L'esprit de Ru Feng était ailleurs, et elle ne remarqua ni le silence soudain de Yu Jue ni l'expression complexe de son visage. Elle repensait à Yu Xuan, repassant en revue tout, du début à la fin, de leurs désaccords d'enfance à leurs querelles occasionnelles d'aujourd'hui. En repensant au visage à la fois charmant et malicieux de Yu Xuan et à son corps presque nu, tout cela ne faisait que confirmer une chose
: Yu Xuan n'était plus le petit garçon qui s'opposait toujours à elle
; il était devenu un homme.
Cette découverte choqua Ru Feng, car grandir signifiait qu'ils se marieraient tous et auraient des enfants plus tard, et les paroles de Yu Xuan sur le mariage résonnaient encore dans ses oreilles… Il ressentit un mélange d'émotions.
Ru Feng était encore plongé dans ses pensées lorsqu'il fut réveillé par une voix forte.
« Ma petite, à quoi rêves-tu ? Qu'est-ce que tu aimerais manger ? Le foie de porc a l'air appétissant aujourd'hui, tu en veux ? »
Ru Feng secoua la tête, décidant de ne pas y penser, puis esquissa son sourire habituel : « Sœur Lan, comment se fait-il que tu aies l'air encore plus jeune et plus belle qu'hier après seulement une journée passée ensemble ? »
Tante Nalan leva les yeux au ciel en regardant Rufeng : « Petit coquin, tu dis toujours des bêtises, tu plaisantes même sur ma tante ! »
Ru Feng sourit précipitamment d'un air obséquieux : « Moi, Ru Feng, je mens rarement. » (Ru Feng pensa : « C'est parce que je mens souvent », mais continua à voix haute : « Sœur Lan, vous êtes magnifique ! Personne ne peut le nier, n'est-ce pas ? »)
Ru Feng prit soudainement la parole à haute voix.

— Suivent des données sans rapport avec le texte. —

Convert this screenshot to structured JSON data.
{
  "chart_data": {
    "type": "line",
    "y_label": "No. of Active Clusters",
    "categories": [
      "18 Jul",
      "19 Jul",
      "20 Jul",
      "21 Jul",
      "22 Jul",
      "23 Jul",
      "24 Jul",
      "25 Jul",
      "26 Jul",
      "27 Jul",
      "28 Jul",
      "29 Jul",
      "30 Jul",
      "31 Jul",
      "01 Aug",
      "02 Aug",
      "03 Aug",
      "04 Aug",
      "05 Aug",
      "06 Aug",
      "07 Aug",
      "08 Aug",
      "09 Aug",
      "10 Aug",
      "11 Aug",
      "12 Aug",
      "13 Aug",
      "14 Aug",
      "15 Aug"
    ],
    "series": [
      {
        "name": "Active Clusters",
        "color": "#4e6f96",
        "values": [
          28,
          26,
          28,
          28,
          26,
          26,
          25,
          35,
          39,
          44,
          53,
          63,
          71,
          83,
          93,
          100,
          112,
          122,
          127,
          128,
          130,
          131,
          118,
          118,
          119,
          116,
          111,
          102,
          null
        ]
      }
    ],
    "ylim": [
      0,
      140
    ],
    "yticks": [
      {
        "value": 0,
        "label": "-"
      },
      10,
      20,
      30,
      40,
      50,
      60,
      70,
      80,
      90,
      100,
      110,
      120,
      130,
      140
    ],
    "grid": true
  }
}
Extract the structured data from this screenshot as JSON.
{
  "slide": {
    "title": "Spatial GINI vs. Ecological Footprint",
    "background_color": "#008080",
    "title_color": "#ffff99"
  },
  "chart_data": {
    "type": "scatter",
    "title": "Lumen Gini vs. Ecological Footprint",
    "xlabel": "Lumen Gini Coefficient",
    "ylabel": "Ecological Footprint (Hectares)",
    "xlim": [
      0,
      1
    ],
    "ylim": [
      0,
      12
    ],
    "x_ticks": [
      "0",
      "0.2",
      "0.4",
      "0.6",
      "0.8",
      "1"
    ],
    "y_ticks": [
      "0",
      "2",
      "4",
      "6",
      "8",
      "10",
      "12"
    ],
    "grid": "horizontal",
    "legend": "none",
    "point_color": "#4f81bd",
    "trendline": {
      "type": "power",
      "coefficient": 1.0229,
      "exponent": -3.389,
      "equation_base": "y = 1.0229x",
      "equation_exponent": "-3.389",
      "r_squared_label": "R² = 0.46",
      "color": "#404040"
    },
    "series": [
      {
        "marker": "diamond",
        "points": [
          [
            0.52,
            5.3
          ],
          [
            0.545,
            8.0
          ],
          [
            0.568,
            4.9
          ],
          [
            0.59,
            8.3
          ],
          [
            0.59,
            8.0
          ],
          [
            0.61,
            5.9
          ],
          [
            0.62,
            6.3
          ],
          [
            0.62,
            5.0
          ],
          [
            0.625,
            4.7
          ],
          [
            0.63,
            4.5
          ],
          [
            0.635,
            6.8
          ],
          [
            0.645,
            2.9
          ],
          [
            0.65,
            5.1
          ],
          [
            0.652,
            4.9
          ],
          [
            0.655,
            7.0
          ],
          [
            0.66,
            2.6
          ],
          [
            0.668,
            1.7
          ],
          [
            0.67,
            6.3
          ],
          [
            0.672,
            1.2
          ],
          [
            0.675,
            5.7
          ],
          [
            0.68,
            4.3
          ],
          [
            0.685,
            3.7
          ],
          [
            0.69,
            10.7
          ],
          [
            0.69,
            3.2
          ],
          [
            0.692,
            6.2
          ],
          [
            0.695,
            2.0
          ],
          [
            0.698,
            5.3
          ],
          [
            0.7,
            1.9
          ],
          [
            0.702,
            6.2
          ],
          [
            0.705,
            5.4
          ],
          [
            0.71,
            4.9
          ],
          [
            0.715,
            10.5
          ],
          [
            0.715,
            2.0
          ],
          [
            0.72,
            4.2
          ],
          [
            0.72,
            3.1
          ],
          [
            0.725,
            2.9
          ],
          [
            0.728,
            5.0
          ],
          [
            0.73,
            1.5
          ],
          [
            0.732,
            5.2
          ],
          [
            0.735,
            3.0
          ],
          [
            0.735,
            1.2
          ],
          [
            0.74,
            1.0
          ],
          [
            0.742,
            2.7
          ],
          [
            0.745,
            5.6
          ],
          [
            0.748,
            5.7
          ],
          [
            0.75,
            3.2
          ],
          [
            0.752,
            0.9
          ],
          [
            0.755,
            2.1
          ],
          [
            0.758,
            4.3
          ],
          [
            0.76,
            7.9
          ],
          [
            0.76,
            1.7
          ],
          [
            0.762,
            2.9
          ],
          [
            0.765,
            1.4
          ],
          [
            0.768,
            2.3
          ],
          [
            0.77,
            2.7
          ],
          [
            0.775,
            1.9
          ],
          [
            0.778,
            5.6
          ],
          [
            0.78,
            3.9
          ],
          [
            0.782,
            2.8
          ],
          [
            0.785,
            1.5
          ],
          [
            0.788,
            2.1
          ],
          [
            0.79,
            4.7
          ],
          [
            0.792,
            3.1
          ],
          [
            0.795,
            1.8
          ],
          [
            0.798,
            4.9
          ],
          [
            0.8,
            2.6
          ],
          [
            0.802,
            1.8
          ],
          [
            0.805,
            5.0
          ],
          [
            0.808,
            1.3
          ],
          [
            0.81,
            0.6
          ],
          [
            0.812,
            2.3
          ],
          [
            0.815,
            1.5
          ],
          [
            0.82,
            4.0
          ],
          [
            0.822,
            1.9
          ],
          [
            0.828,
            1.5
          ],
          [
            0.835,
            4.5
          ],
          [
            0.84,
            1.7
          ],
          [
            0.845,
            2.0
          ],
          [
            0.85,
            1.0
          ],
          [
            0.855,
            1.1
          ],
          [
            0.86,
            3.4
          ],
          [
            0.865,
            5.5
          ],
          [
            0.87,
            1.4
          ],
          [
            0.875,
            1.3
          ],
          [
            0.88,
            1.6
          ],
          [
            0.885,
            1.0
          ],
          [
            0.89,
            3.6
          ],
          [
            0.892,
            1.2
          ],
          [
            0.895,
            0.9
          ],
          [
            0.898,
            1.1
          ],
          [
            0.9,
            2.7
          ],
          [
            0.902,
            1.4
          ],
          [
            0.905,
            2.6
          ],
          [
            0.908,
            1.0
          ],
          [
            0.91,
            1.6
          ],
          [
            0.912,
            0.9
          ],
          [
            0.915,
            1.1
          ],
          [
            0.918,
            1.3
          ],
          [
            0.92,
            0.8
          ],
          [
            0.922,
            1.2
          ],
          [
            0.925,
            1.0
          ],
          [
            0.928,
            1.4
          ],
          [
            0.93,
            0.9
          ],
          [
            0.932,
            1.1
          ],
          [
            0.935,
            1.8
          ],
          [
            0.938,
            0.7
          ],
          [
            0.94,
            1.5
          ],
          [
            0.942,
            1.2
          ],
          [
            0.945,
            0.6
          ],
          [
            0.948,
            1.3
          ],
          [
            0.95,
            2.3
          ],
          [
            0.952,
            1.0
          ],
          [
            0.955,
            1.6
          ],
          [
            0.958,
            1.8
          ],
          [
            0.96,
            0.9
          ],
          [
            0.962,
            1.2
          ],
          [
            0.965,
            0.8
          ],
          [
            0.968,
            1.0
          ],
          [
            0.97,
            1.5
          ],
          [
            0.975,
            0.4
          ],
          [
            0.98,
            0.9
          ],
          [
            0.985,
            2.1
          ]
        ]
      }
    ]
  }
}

La cafétéria était assez fréquentée, et Ru Feng, toujours au centre de l'attention, pouvait donc entendre clairement ce qu'il disait. À ces mots, tous s'empressèrent d'acquiescer : « C'est exact. »
En réalité, Ru Feng et les autres ne mentaient pas. Bien que Grand-mère Lan ait plus de quarante ans, elle était remarquablement bien conservée
; son teint était toujours clair, sa silhouette fine, et elle paraissait à peine trentenaire. De plus, elle possédait un charme unique (qizhi, une sorte d’élégance raffinée ou d’aura) différent de celui des femmes ordinaires. Ainsi, sans la différence d’âge, elle aurait sans doute fait sensation dans cette académie exclusivement masculine. En fait, d’après l’enquête de Ru Feng, cette veuve, Grand-mère Lan, avait déjà conquis les faveurs du professeur de musique.
Les lois du Royaume Violet n'interdisaient pas aux femmes de se remarier, aussi la jeune veuve, Grand-mère Lan, avait-elle conquis le cœur du lettré dont l'épouse venait de mourir. Cependant, d'après Ru Feng, l'un était intéressé par l'autre, tandis que ce dernier restait indifférent. Il serait difficile pour le lettré de gagner le cœur de la belle.
« Vous me flattez comme ça, c'est parce que je vous ai aidés aujourd'hui ? » dit tante Lan avec un sourire, tout en emballant habilement le repas de Ru Feng.
« Comment est-ce possible ? Ils te faisaient sincèrement des compliments », bouda Ru Feng.
Les deux ont bavardé et ri pendant un moment jusqu'à l'arrivée du camarade de classe suivant, après quoi Ru Feng et Yu Jue sont partis.
Après avoir trouvé une place, Yu Jue demanda, perplexe : « Cette tante Lan est froide avec tout le monde, mais pourquoi est-elle si gentille avec toi ? »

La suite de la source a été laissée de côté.